Monday, November 7, 2011

A Chorus for God

Yesterday in church, a group of children, from under 5 years old in a specially adapted wheelchair, up to older teenagers that seemed to have Down's Syndrome, or some sort of physical disability, filed onto stage. They all began singing while the wonderful orchestra accompanied them. From the first note, they were discordant, so far off-key that I winced, and some voices shrilled loudly above the others. Some performers stood mutely, waving their hands about.
Oh dear, I thought.
And then, inexplicably as they sang (badly) about Jesus, and the love of God extended to all, my eyes began to bubble with tears. One young man was waving his arms like a conductor in beat with the clashing harmonies. Another was stretching his hands upward. One looked ready to run off stage, but an adult with her held her arms around her and smiled at her encouragingly. She gazed into the child's eyes as they sang together.

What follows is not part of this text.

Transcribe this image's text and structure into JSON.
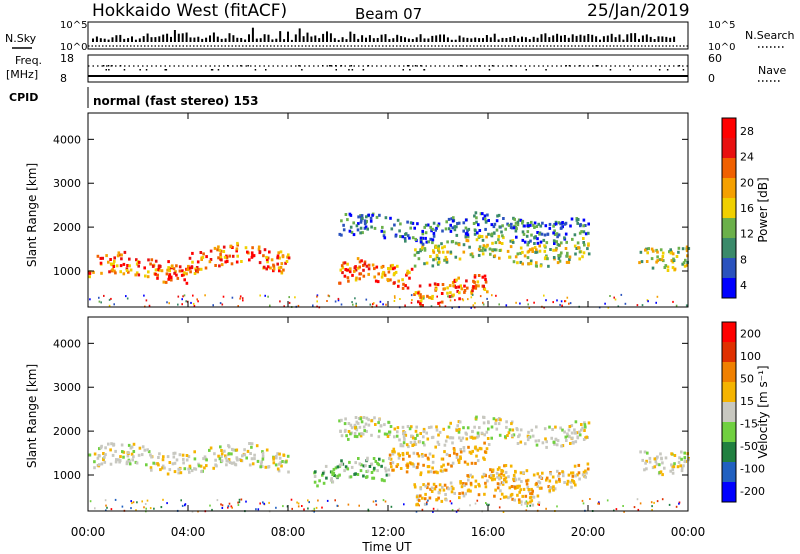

The song swelled through the church, and my awareness of how really awful it sounded began to subside. Instead, I heard the voice of struggle, of trying to fit in to a world that one feels alienated from. However, the song was not one of pain, but of victory. I could not even tell you what they sang...that didn't matter. It was why they sang and who they were singing for that was important. I was very upset that I had not packed a box of tissues in my purse that morning, but glad that I don't wear mascara. The singers filed off stage to thunderous applause and the longest standing ovation I have seen in that church. Throughout the sermon, I had to keep dabbing at my eyes which were persistently dribbling tears.

The sermon was about serving God. One of the pastor's main points was that serving God was not based on ability, but on availability. He behooved us to keep a hedge of unscheduled time in our lives that we would be able to serve when called. But he noted that more often than not, the call to serve comes at most inconvenient times. And more often than not, the call to serve comes in areas we do not feel gifted in. The apostles were largely uneducated, unskilled men. Yet when called, they left everything to follow Jesus. Those who are called are not only the wealthy, the beautiful, the exalted, or the talented. Often they are a motley crew of discordant singers who have formed the most poignant chorus for God.

Luke 14: 13-14
13 But when you give a banquet, invite the poor, the crippled, the lame, the blind, 14 and you will be blessed. Although they cannot repay you, you will be repaid at the resurrection of the righteous.”

Luke 5: 10-11
Then Jesus said to Simon, “Don’t be afraid; from now on you will fish for people.” 11 So they pulled their boats up on shore, left everything and followed him.

1 comment:

  1. Amen, Vickie! Such a wonderful truth ... God uses our weaknesses for us to discover his strength. And I love that your church celebrated the passion and service these little people wanted to share! Makes my eyes fill, too.